その日、仕事で必要な資料を集め終え、我が家に帰ろうとしたのだが、予報にない強めの雨が突然降り出し、勿論傘などない祐介は仕方なく雨が止むまで館内で時間を潰すことにした。
そして偶々目に入ったのが、魔物娘図鑑。
放浪の魔物学者が執筆したもので、祐介も一度ならず読んだことのあるものだった。良き隣人たちである魔物娘たちの特性などを学ぶ上でやはりこの本は有用であるらしく、多くの教育機関や図書館に置かれている。といっても恭子と結ばれて読んだことなどなかったし、読む必要性があったわけではない。白蛇である妻を持つ身。他の魔物娘の知識など興味はないし、知ったところで何になるわけでもないからだ。
だが、なんとなく、久しぶりに目を通したくなって手に取った。
ぱらぱらと頁をめくり真っ先にラミア属のあたりを開く。
数いるラミア属のその中に、探していた白蛇を紹介する頁があった。学者の調査に協力した白蛇の写真と共に、恭子と生活する中で実感を持って知っている白蛇の知識が羅列されている。
「まあ、恭子の方が断然美人だな。比べるまでもなく。
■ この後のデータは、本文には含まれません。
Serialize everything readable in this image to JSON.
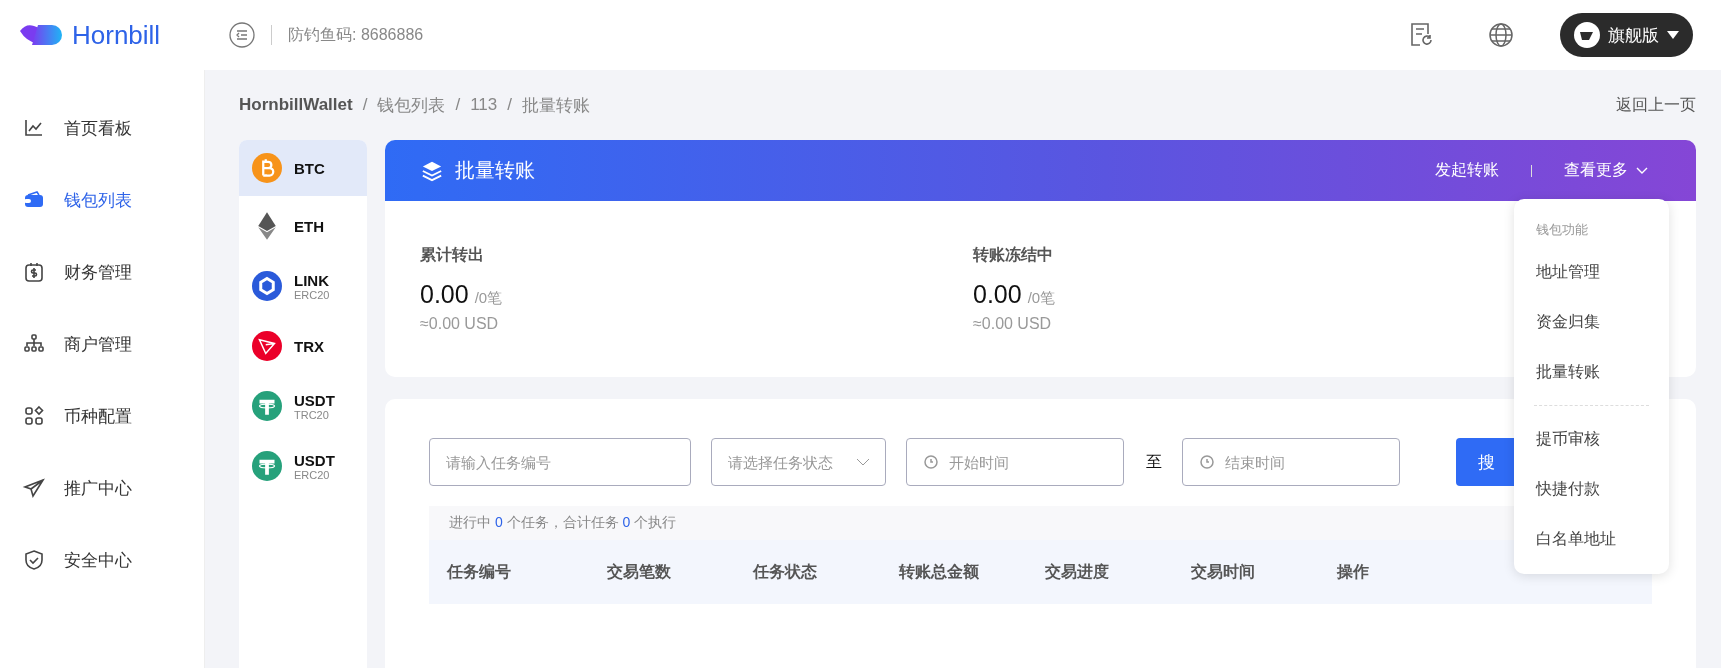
{
  "brand": {
    "name": "Hornbill"
  },
  "topbar": {
    "anti_phishing": "防钓鱼码: 8686886",
    "plan": "旗舰版"
  },
  "sidebar": {
    "items": [
      {
        "label": "首页看板",
        "kind": "chart",
        "selected": false
      },
      {
        "label": "钱包列表",
        "kind": "wallet",
        "selected": true
      },
      {
        "label": "财务管理",
        "kind": "finance",
        "selected": false
      },
      {
        "label": "商户管理",
        "kind": "org",
        "selected": false
      },
      {
        "label": "币种配置",
        "kind": "grid",
        "selected": false
      },
      {
        "label": "推广中心",
        "kind": "send",
        "selected": false
      },
      {
        "label": "安全中心",
        "kind": "shield",
        "selected": false
      }
    ]
  },
  "breadcrumb": {
    "separator": "/",
    "items": [
      "HornbillWallet",
      "钱包列表",
      "113",
      "批量转账"
    ]
  },
  "back_link": "返回上一页",
  "coins": [
    {
      "symbol": "BTC",
      "kind": "btc",
      "selected": true
    },
    {
      "symbol": "ETH",
      "kind": "eth",
      "selected": false
    },
    {
      "symbol": "LINK",
      "network": "ERC20",
      "kind": "link",
      "selected": false
    },
    {
      "symbol": "TRX",
      "kind": "trx",
      "selected": false
    },
    {
      "symbol": "USDT",
      "network": "TRC20",
      "kind": "usdt",
      "selected": false
    },
    {
      "symbol": "USDT",
      "network": "ERC20",
      "kind": "usdt",
      "selected": false
    }
  ],
  "banner": {
    "title": "批量转账",
    "actions": [
      "发起转账",
      "查看更多"
    ]
  },
  "stats": [
    {
      "label": "累计转出",
      "value": "0.00",
      "count": "/0笔",
      "usd": "≈0.00 USD"
    },
    {
      "label": "转账冻结中",
      "value": "0.00",
      "count": "/0笔",
      "usd": "≈0.00 USD"
    }
  ],
  "filters": {
    "task_id": {
      "placeholder": "请输入任务编号"
    },
    "status": {
      "placeholder": "请选择任务状态"
    },
    "start": {
      "placeholder": "开始时间"
    },
    "to": "至",
    "end": {
      "placeholder": "结束时间"
    },
    "search_button": "搜"
  },
  "summary": [
    "进行中 ",
    "0",
    " 个任务，合计任务 ",
    "0",
    " 个执行"
  ],
  "table": {
    "columns": [
      "任务编号",
      "交易笔数",
      "任务状态",
      "转账总金额",
      "交易进度",
      "交易时间",
      "操作"
    ]
  },
  "menu": {
    "header": "钱包功能",
    "groups": [
      [
        "地址管理",
        "资金归集",
        "批量转账"
      ],
      [
        "提币审核",
        "快捷付款",
        "白名单地址"
      ]
    ]
  }
}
」
漠然と内容を目で追いながら、ふと無意識に呟いてしまった。
これは魔物娘と結ばれた男なら誰だって思うことに違いない。例え魔王様相手であったとしても、誰よりも妻が一番美しく、大切な人なのだから。
ざあざあと降る雨の音を聞きながら、あっという間に白蛇のページを読み終える。
後に聞いた話では、近隣に住む稲荷が幼なじみの男性と結ばれたために降り出したというその雨は、まるで弱まる気配がなかった。
「さて、どうするか…。ん?」
図鑑を元あったところに戻そうかと思いながらなにげなく白蛇の一つ前のページを開くと、そこにはアポピスが紹介されていた。魔物娘の中でも希少な種類であり、肉眼で直接見たことは数えるほどしかない。惰性と微かに好奇心をくすぐられつらつらと読んでいると、ある描写に目が留まった。
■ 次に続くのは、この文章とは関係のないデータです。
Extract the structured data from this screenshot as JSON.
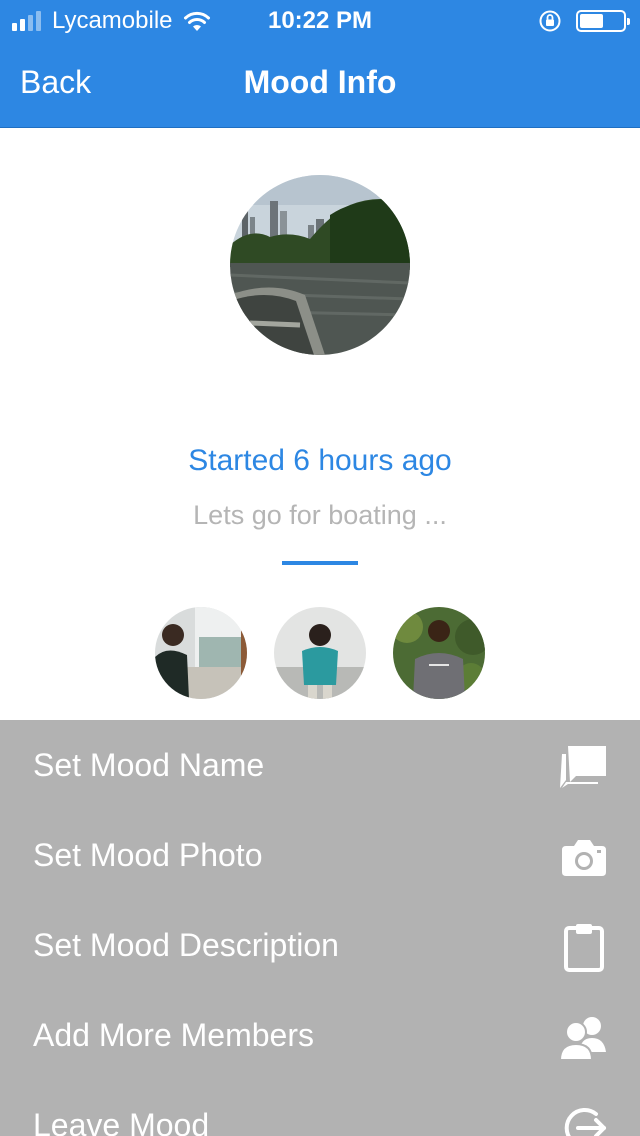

『彼女たちは体内に強力かつ特殊な神経毒を持ち、噛みついて獲物の体内へと流し込む。』
ふと頭にある考えが浮かび、次の次、バジリスクの頁を開く。
『彼女たちは、その視線に晒されるだけで毒に蝕まれる、恐るべき蛇毒の魔眼を持つ。』
他にも血や言葉、爪、粘液、唾液、愛液…種類は違うが図鑑に掲載されたラミア種の多くが『毒』を有していることが気になった。
蛇は決まった種類しか毒を持っていない。
だが、ラミア属の魔物娘はどうなのだろうか。
親の遺伝や個体差によって魔物娘は同じ種族であっても変化が生じることがあると聞いたことがある。だからこそ、馬鹿なことだと自分でも思いながら気になってしまった。
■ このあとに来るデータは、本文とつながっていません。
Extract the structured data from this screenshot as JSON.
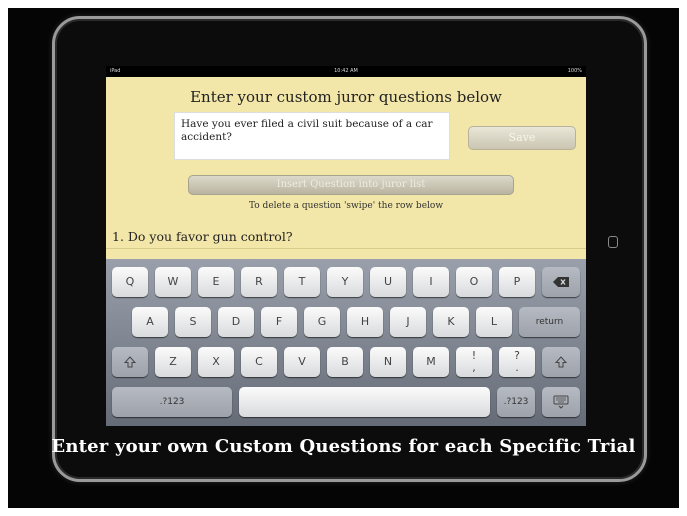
{
  "statusbar": {
    "carrier": "iPad",
    "time": "10:42 AM",
    "battery": "100%"
  },
  "screen": {
    "title": "Enter your custom juror questions below",
    "question_text": "Have you ever filed a civil suit because of a car accident?",
    "save_label": "Save",
    "insert_label": "Insert Question into juror list",
    "hint": "To delete a question 'swipe' the row below",
    "questions": [
      "1. Do you favor gun control?"
    ]
  },
  "keyboard": {
    "row1": [
      "Q",
      "W",
      "E",
      "R",
      "T",
      "Y",
      "U",
      "I",
      "O",
      "P"
    ],
    "row2": [
      "A",
      "S",
      "D",
      "F",
      "G",
      "H",
      "J",
      "K",
      "L"
    ],
    "row3": [
      "Z",
      "X",
      "C",
      "V",
      "B",
      "N",
      "M"
    ],
    "excl": [
      "!",
      ","
    ],
    "quest": [
      "?",
      "."
    ],
    "return_label": "return",
    "numbers_label": ".?123",
    "backspace_icon": "backspace-icon",
    "shift_icon": "shift-icon",
    "hide_keyboard_icon": "hide-keyboard-icon"
  },
  "caption": "Enter your own Custom Questions for each Specific Trial"
}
特に記載のない白蛇が毒を持つことはあるのだろうか、と。
「なるほど…そういう理由で。」
「変な質問でごめんよ。でも、気になっちゃって。」
「いえ、実を言うと…」
少しだけ恥ずかしそうに恭子が微笑んだ。
「私も幼いころに自分に特殊な部分がないか母様に尋ねたことがあるんですよ。その中には勿論毒のこともありました。」
「え、そうなの!?」
「はい。私たち白蛇はその身に水の魔力を宿し、種族的に魔物娘の中でもそれなりの力を身につけることができるじゃないですか。」
確かに彼女たち白蛇は水神と祀られる龍に仕えるものが多いが、白蛇自身が水神と祀られるほど力を保持する者たちもいる。現に彼女の母は地域で多くの信仰を集める存在である。
「だからこそ、自分に何ができて何ができないのか、ちゃんと知っておきたいと思ったんです。」
「なるほど、ね。」
「それに、もし自分にそんな毒があるならば、未来の旦那様を虜にするために使わない手はありませんからね♡」
ほんの一瞬、笑みと共に淫靡な雰囲気が溢れるが、さっと貞淑な妻の顔に戻り恭子は続ける。
「そして残念ですが、私に他の魔物娘が持っているような毒はありません。毒は…ね。」
「ん?」
妻の何気ない言い方が、気になった。毒“は”?
「毒はってことはそれ以外になにかあるの?」
「これは、あくまでも私独自の解釈ですので冗談半分に聞いてもらえると助かるのですが…」
そう言って恭子は、手に持っていた編み物をそっと机に置くと、真っ直ぐに祐介の瞳を見据え口を開いた。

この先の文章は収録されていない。